The fourth media item was on food security, again on ABC radio national. Investors are moving into food futures. This has long been one of my hobby horses, especially since no level of government is prepared to address it. Over the years I watched in horror as orange trees and most recently fruit trees have been ripped out, the first due to globalisation and competition from Brazil, the second due to drought. But the program seemed to focus on food shortages and high prices elsewhere, such as the third world. The idea that these matters could affect the affluent is just too hard to contemple.
It seems the scenarios of the climate change film lie much closer than 2075. And it also seems that positive governmental action is even less likely than shown in the film. Going just a few thousand years back, the Romans were able to be sensible administrators. They would incorporate the territories they captured into their civilisation. The benefits generally outweighed the imposts, so that when the Roman Empire imploded, the core was left to build on.
The US empire doesn’t seem to bring much, only exploitation. Certainly not democracy or human rights, or there would have been a regime change in Saudi Arabia long ago. And the US also doesn’t seem to be planning for the drying up of oil supplies. Obama is clearly another insider, beholden to too many powerful groups to realise the public is who he should be pleasing. Instead, he is talking about rolling back entitlements to Medicare and Social Security. That won’t win him many friends.
It is also likely that his push for renewable energy will resolve into massive subsidies for the long term, high centralised forms of power generation: coal with carbon capture and sequestration and nuclear. Neither have much potential to enhance democracy. They also are very capital intensive, rather than distributed, high employment options such as wind and solar thermal. Ditto the Rudd government. Why is Australia always just a rubber stamp for the US? The election imperative given to the ALP in 2007 was more clear than that given to Obama. Yet he disappoints.
But enough, the day is passing, there is much to do, and it is time for me to move forward.

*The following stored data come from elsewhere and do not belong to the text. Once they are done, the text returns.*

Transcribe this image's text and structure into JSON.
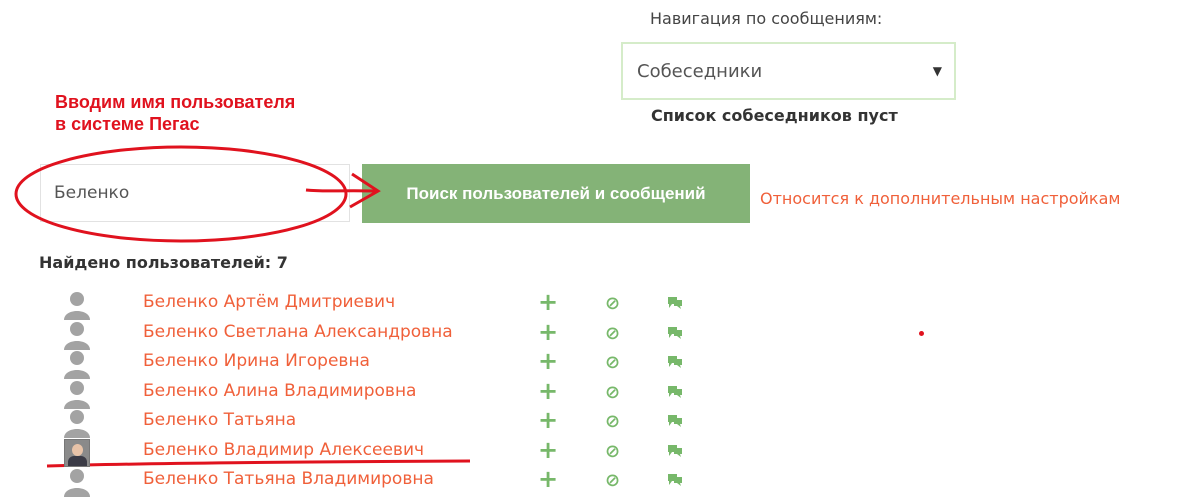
{
  "navigation": {
    "label": "Навигация по сообщениям:",
    "select_value": "Собеседники",
    "empty_message": "Список собеседников пуст"
  },
  "annotations": {
    "hint_line1": "Вводим имя пользователя",
    "hint_line2": "в системе Пегас",
    "color": "#e0121e"
  },
  "search": {
    "value": "Беленко",
    "button_label": "Поиск пользователей и сообщений",
    "advanced_link": "Относится к дополнительным настройкам"
  },
  "results": {
    "found_label": "Найдено пользователей: 7",
    "users": [
      {
        "name": "Беленко Артём Дмитриевич",
        "avatar": "default-user-icon"
      },
      {
        "name": "Беленко Светлана Александровна",
        "avatar": "default-user-icon"
      },
      {
        "name": "Беленко Ирина Игоревна",
        "avatar": "default-user-icon"
      },
      {
        "name": "Беленко Алина Владимировна",
        "avatar": "default-user-icon"
      },
      {
        "name": "Беленко Татьяна",
        "avatar": "default-user-icon"
      },
      {
        "name": "Беленко Владимир Алексеевич",
        "avatar": "user-photo"
      },
      {
        "name": "Беленко Татьяна Владимировна",
        "avatar": "default-user-icon"
      }
    ],
    "actions": {
      "add": "+",
      "block": "⊘",
      "message": "message-icon"
    }
  },
  "colors": {
    "accent_green": "#84b377",
    "link_orange": "#f0603a",
    "icon_green": "#77b86a"
  }
}
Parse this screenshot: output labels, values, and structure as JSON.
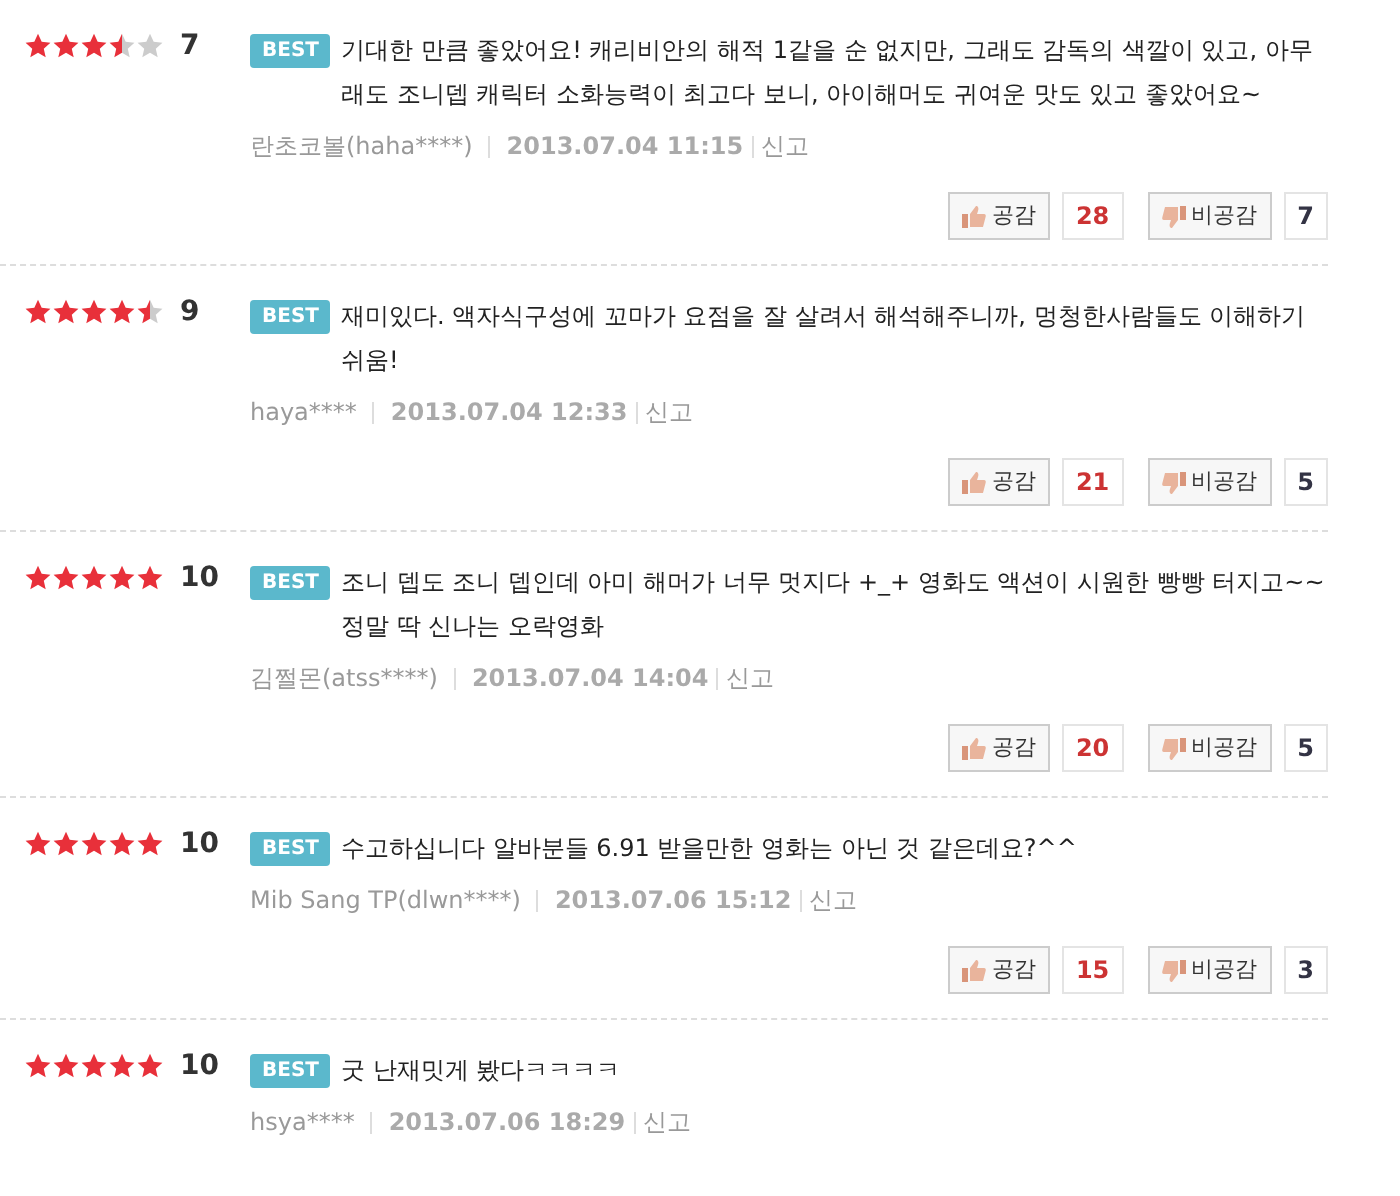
{
  "reviews": [
    {
      "stars": 3.5,
      "score": "7",
      "badge": "BEST",
      "text": "기대한 만큼 좋았어요! 캐리비안의 해적 1같을 순 없지만, 그래도 감독의 색깔이 있고, 아무래도 조니뎁 캐릭터 소화능력이 최고다 보니, 아이해머도 귀여운 맛도 있고 좋았어요~",
      "author": "란초코볼(haha****)",
      "date": "2013.07.04 11:15",
      "report": "신고",
      "like_label": "공감",
      "likes": "28",
      "dislike_label": "비공감",
      "dislikes": "7"
    },
    {
      "stars": 4.5,
      "score": "9",
      "badge": "BEST",
      "text": "재미있다. 액자식구성에 꼬마가 요점을 잘 살려서 해석해주니까, 멍청한사람들도 이해하기 쉬움!",
      "author": "haya****",
      "date": "2013.07.04 12:33",
      "report": "신고",
      "like_label": "공감",
      "likes": "21",
      "dislike_label": "비공감",
      "dislikes": "5"
    },
    {
      "stars": 5,
      "score": "10",
      "badge": "BEST",
      "text": "조니 뎁도 조니 뎁인데 아미 해머가 너무 멋지다 +_+ 영화도 액션이 시원한 빵빵 터지고~~ 정말 딱 신나는 오락영화",
      "author": "김쩔몬(atss****)",
      "date": "2013.07.04 14:04",
      "report": "신고",
      "like_label": "공감",
      "likes": "20",
      "dislike_label": "비공감",
      "dislikes": "5"
    },
    {
      "stars": 5,
      "score": "10",
      "badge": "BEST",
      "text": "수고하십니다 알바분들 6.91 받을만한 영화는 아닌 것 같은데요?^^",
      "author": "Mib Sang TP(dlwn****)",
      "date": "2013.07.06 15:12",
      "report": "신고",
      "like_label": "공감",
      "likes": "15",
      "dislike_label": "비공감",
      "dislikes": "3"
    },
    {
      "stars": 5,
      "score": "10",
      "badge": "BEST",
      "text": "굿 난재밋게 봤다ㅋㅋㅋㅋ",
      "author": "hsya****",
      "date": "2013.07.06 18:29",
      "report": "신고"
    }
  ]
}
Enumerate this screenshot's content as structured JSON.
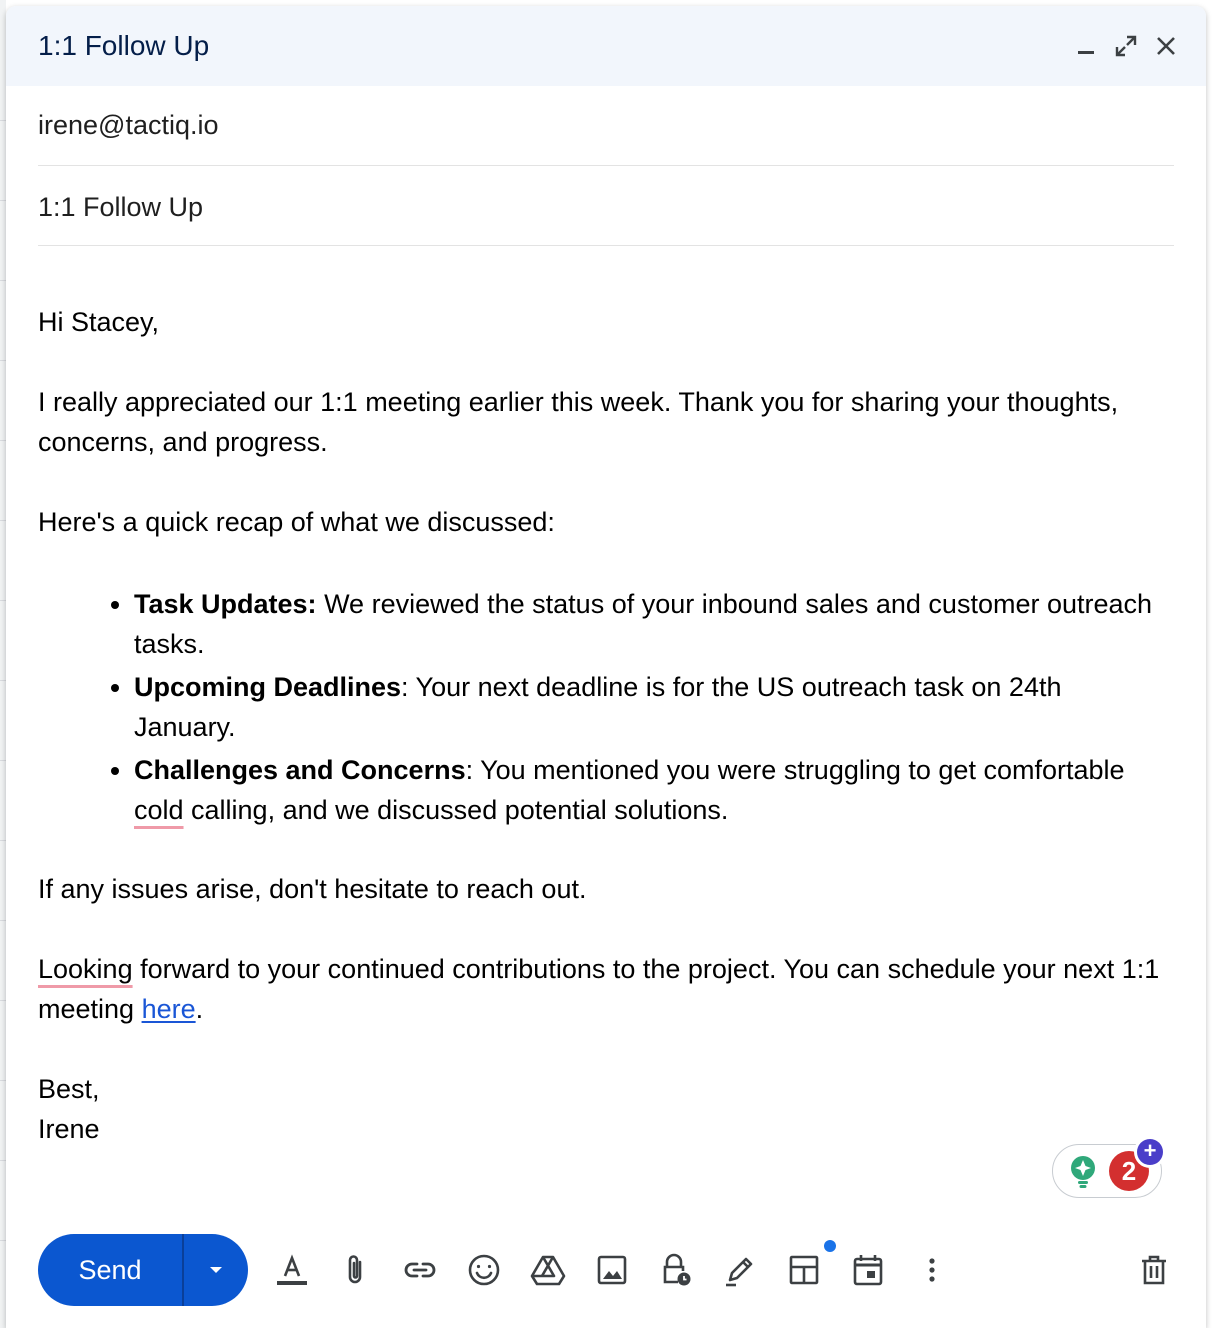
{
  "window": {
    "title": "1:1 Follow Up"
  },
  "compose": {
    "to": "irene@tactiq.io",
    "subject": "1:1 Follow Up"
  },
  "body": {
    "greeting": "Hi Stacey,",
    "intro": "I really appreciated our 1:1 meeting earlier this week. Thank you for sharing your thoughts, concerns, and progress.",
    "recap_lead": "Here's a quick recap of what we discussed:",
    "bullets": [
      {
        "label": "Task Updates:",
        "text": " We reviewed the status of your inbound sales and customer outreach tasks."
      },
      {
        "label": "Upcoming Deadlines",
        "text": ": Your next deadline is for the US outreach task on 24th January."
      },
      {
        "label": "Challenges and Concerns",
        "text_before": ": You mentioned you were struggling to get comfortable ",
        "text_flagged": "cold",
        "text_after": " calling, and we discussed potential solutions."
      }
    ],
    "issues": "If any issues arise, don't hesitate to reach out.",
    "closing_flagged": "Looking",
    "closing_rest": " forward to your continued contributions to the project. You can schedule your next 1:1 meeting ",
    "closing_link": "here",
    "closing_end": ".",
    "signoff": "Best,",
    "signature": "Irene"
  },
  "addon": {
    "badge_count": "2",
    "plus": "+"
  },
  "toolbar": {
    "send_label": "Send",
    "tools": [
      "formatting-icon",
      "attach-icon",
      "link-icon",
      "emoji-icon",
      "drive-icon",
      "image-icon",
      "confidential-icon",
      "signature-icon",
      "layout-icon",
      "schedule-icon",
      "more-options-icon",
      "trash-icon"
    ]
  },
  "colors": {
    "accent": "#0b57d0",
    "titlebar": "#f2f6fc",
    "link": "#1a56d6",
    "spellcheck": "#ef9aa8",
    "badge": "#d32f2f"
  }
}
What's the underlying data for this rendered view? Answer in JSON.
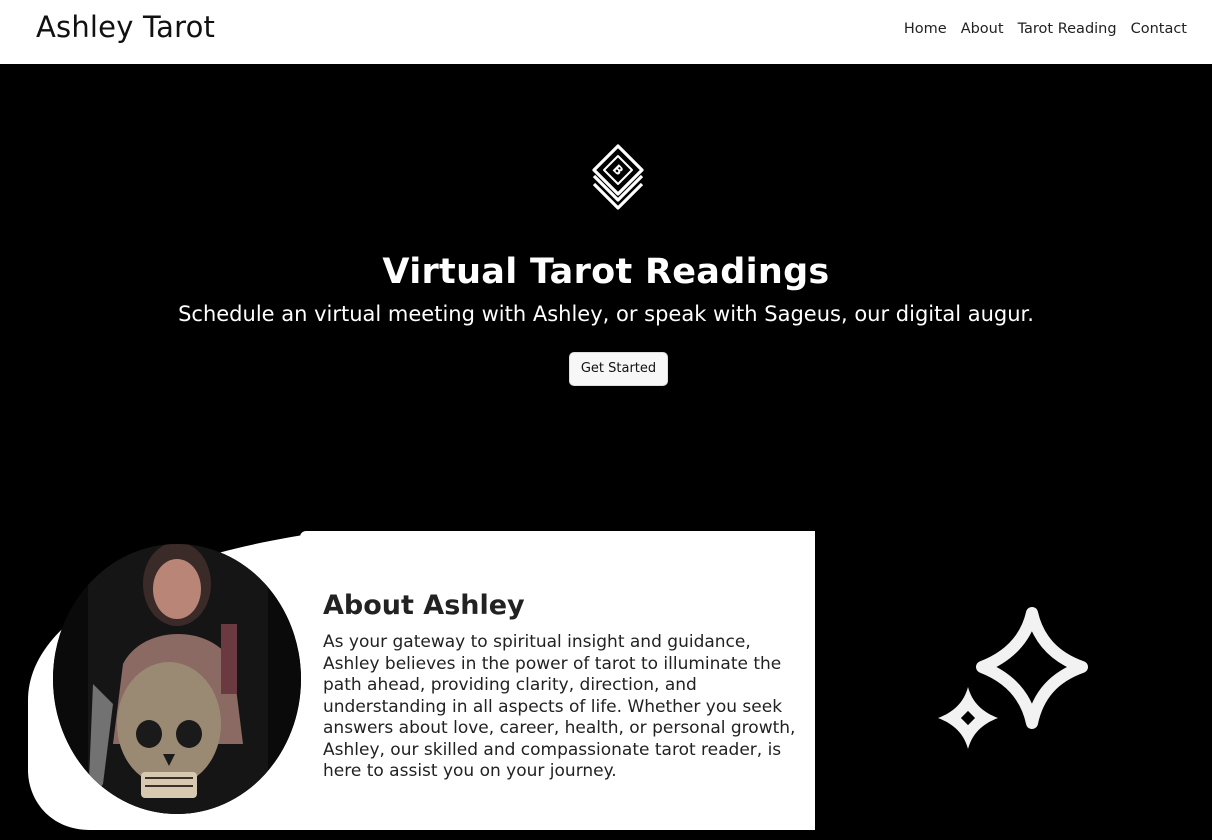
{
  "header": {
    "brand": "Ashley Tarot",
    "nav": [
      "Home",
      "About",
      "Tarot Reading",
      "Contact"
    ]
  },
  "hero": {
    "icon": "tarot-cards-icon",
    "title": "Virtual Tarot Readings",
    "subtitle": "Schedule an virtual meeting with Ashley, or speak with Sageus, our digital augur.",
    "cta_label": "Get Started"
  },
  "about": {
    "title": "About Ashley",
    "body": "As your gateway to spiritual insight and guidance, Ashley believes in the power of tarot to illuminate the path ahead, providing clarity, direction, and understanding in all aspects of life. Whether you seek answers about love, career, health, or personal growth, Ashley, our skilled and compassionate tarot reader, is here to assist you on your journey.",
    "photo": "ashley-portrait",
    "decoration": "sparkle-icon"
  },
  "colors": {
    "background": "#000000",
    "navbar": "#ffffff",
    "card": "#ffffff",
    "text_dark": "#222222"
  }
}
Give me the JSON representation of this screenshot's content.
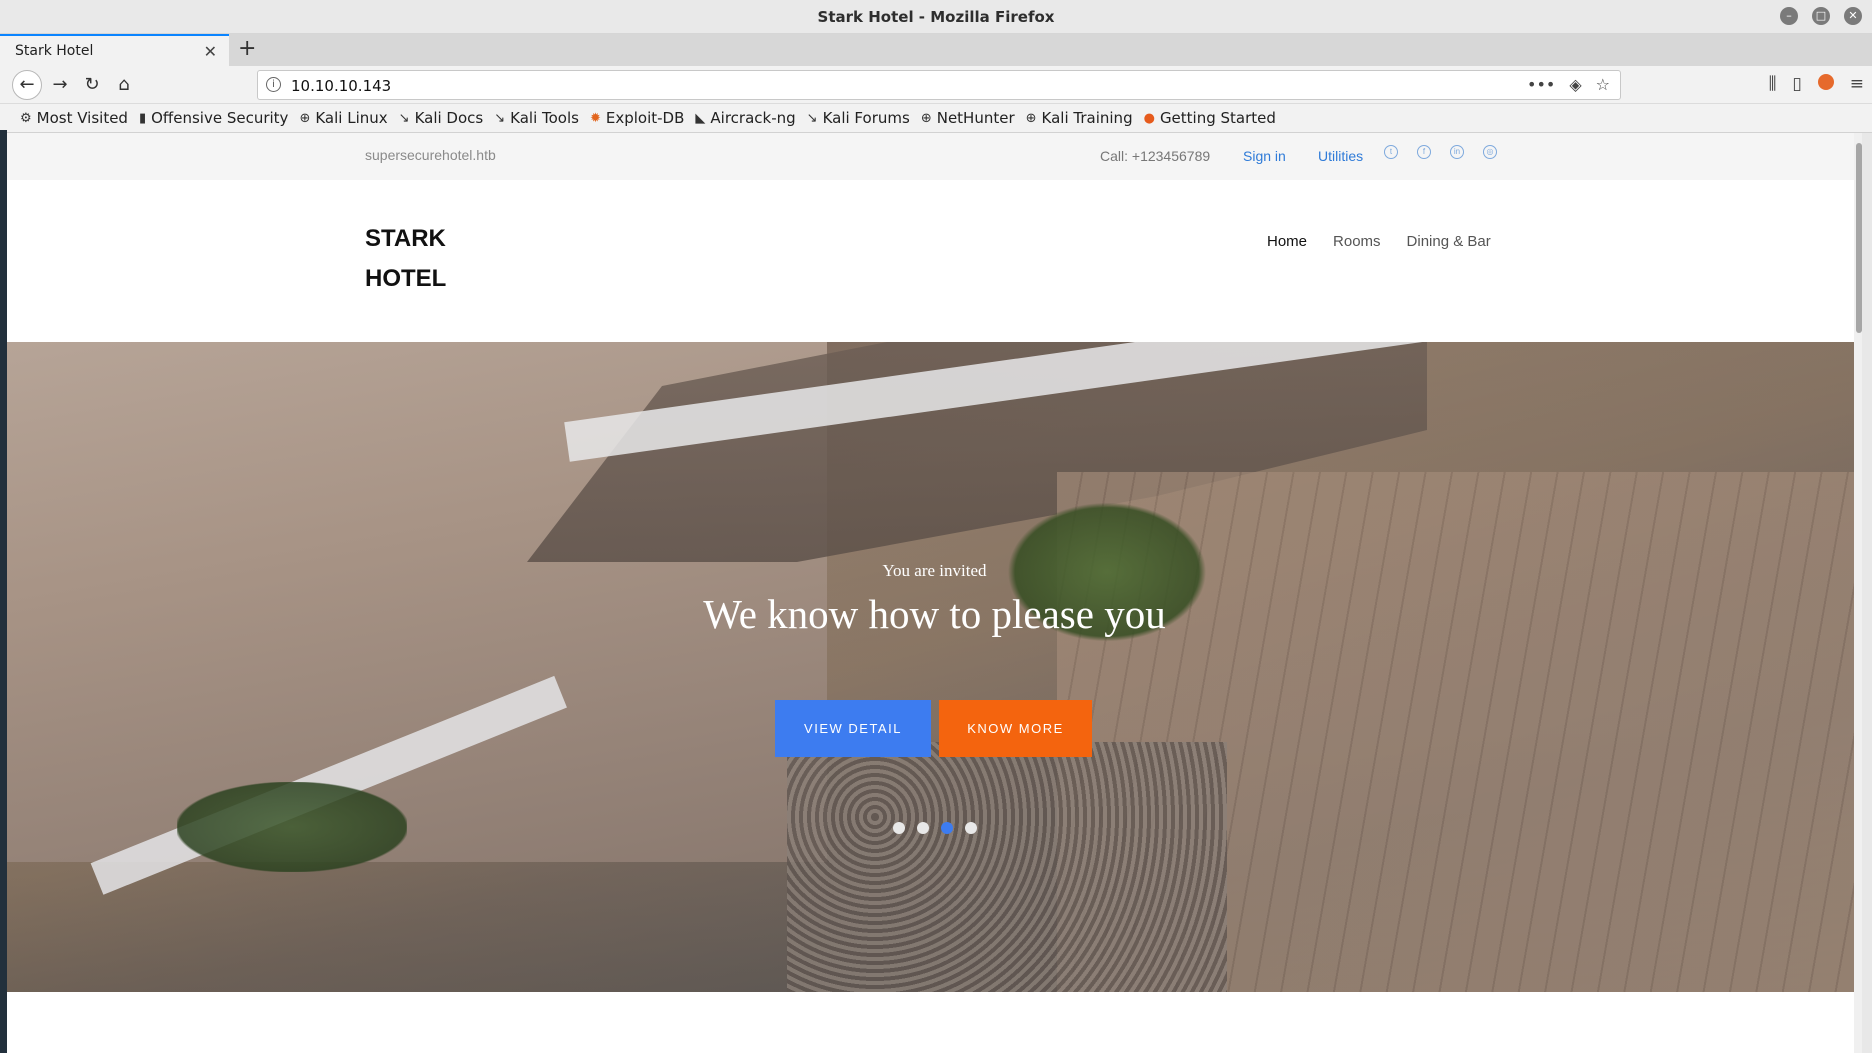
{
  "window": {
    "title": "Stark Hotel - Mozilla Firefox"
  },
  "tabs": [
    {
      "label": "Stark Hotel"
    }
  ],
  "navbar": {
    "url": "10.10.10.143"
  },
  "bookmarks": [
    {
      "label": "Most Visited",
      "icon": "gear-icon"
    },
    {
      "label": "Offensive Security",
      "icon": "offsec-icon"
    },
    {
      "label": "Kali Linux",
      "icon": "globe-icon"
    },
    {
      "label": "Kali Docs",
      "icon": "kali-icon"
    },
    {
      "label": "Kali Tools",
      "icon": "kali-icon"
    },
    {
      "label": "Exploit-DB",
      "icon": "exploitdb-icon"
    },
    {
      "label": "Aircrack-ng",
      "icon": "aircrack-icon"
    },
    {
      "label": "Kali Forums",
      "icon": "kali-icon"
    },
    {
      "label": "NetHunter",
      "icon": "globe-icon"
    },
    {
      "label": "Kali Training",
      "icon": "globe-icon"
    },
    {
      "label": "Getting Started",
      "icon": "firefox-icon"
    }
  ],
  "site": {
    "topbar": {
      "domain": "supersecurehotel.htb",
      "call": "Call: +123456789",
      "signin": "Sign in",
      "utilities": "Utilities",
      "social": [
        "twitter-icon",
        "facebook-icon",
        "linkedin-icon",
        "instagram-icon"
      ]
    },
    "logo": {
      "line1": "STARK",
      "line2": "HOTEL"
    },
    "nav": [
      "Home",
      "Rooms",
      "Dining & Bar"
    ],
    "hero": {
      "subtitle": "You are invited",
      "title": "We know how to please you",
      "btn_primary": "VIEW DETAIL",
      "btn_secondary": "KNOW MORE",
      "slides": 4,
      "active_slide": 3
    },
    "colors": {
      "primary": "#3d7cf0",
      "secondary": "#f4640e",
      "link": "#2f7bd8"
    }
  }
}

Posted by Ronda Jambe at 9:11 am | Comments (1) |
Filed under: Environment

1 Comment

  1. The Goons were walking backwards to Christmas. I laughed with/at the Goons – now I find that the goons are running the show and I am no longer laughing.
    There is the beginning of a world wide movement that offers some hope: Transition Towns. Transition towns recognize that we need to prepare for the possibility of a world without oil, a world where global warming has spiralled out of control. The aim of Transitions/communities is to build on our existing technologies to create local communities that are not dependent on outside resources to survive. So you will see positive encouragement of local businesses, growing food locally taking the term town back to its lexical origins. (It is used to refer to a settlement surrounded by gardens which sustain it – hence the Russian term for town is Grad and the dutch term for garden is Tuin; no where has the dual notion of concept survived.)